Ana Mexia, que no julgamento está acompanhada pela procuradora coordenadora da Comarca de Leiria, Ana Simões, que foi responsável pelo despacho de acusação, “quanto mais intensos forem esses fenómenos, maior a necessidade de se adotarem as medidas previstas pelo legislador para se protegerem as infraestruturas”, mas, acima de tudo, as pessoas.

“Por outro lado, quaisquer regras ou procedimentos empresariais internos (…) não podem pôr em causa a legitimidade democrática das leis da República, que definem os deveres de cuidado para com a vida e integridade física de terceiros”, adiantou.

Ainda nas exposições introdutórias, a magistrada do Ministério Público perguntou: “As omissões defraudaram, ou não, as legítimas expectativas penais da comunidade quanto ao cumprimento das normas de segurança?
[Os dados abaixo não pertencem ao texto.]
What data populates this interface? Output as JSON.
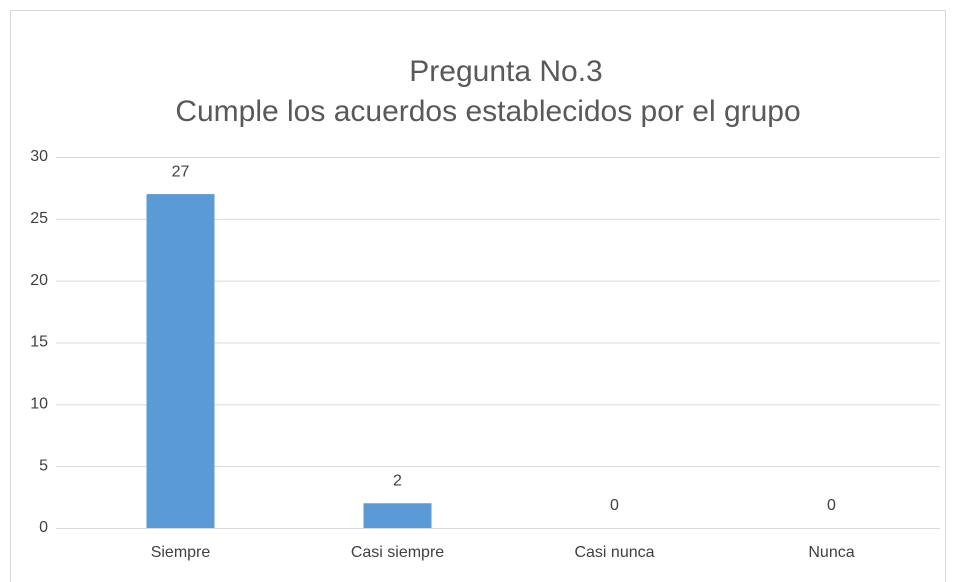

As hipóteses de sobrevivência e salvamento das vítimas foram, ou não, completamente erradicadas com as omissões dos arguidos?”.

“Pode, ou não, o tribunal admitir que, nas circunstâncias descritas na pronúncia e nas acusações, as vidas das pessoas que pereceram já não eram merecedoras de qualquer tutela jurídico-penal e que a ordem jurídica as tinha abandonado à sua sorte?”, continuou, concluindo: “Tudo isto (…) terá que ser apreciado e sopesado pelo tribunal, o que, convenhamos, não é tarefa fácil, mas constitui um desafio ímpar para que se possa fazer justiça”.

Os arguidos são o comandante dos Bombeiros Voluntários de Pedrógão Grande, Augusto Arnaut, então responsável pelas operações de socorro, dois funcionários da então EDP Distribuição (atual E-REDES) e três da Ascendi, e o ex-presidente da Câmara de Castanheira de Pera Fernando Lopes.

Os presidentes das Câmaras de Figueiró dos Vinhos e Pedrógão Grande, Jorge Abreu e Valdemar Alves, respetivamente, também foram acusados.

O antigo vice-presidente da Câmara de Pedrógão Grande José Graça e a então responsável pelo Gabinete Florestal deste município, Margarida Gonçalves, estão igualmente entre os arguidos.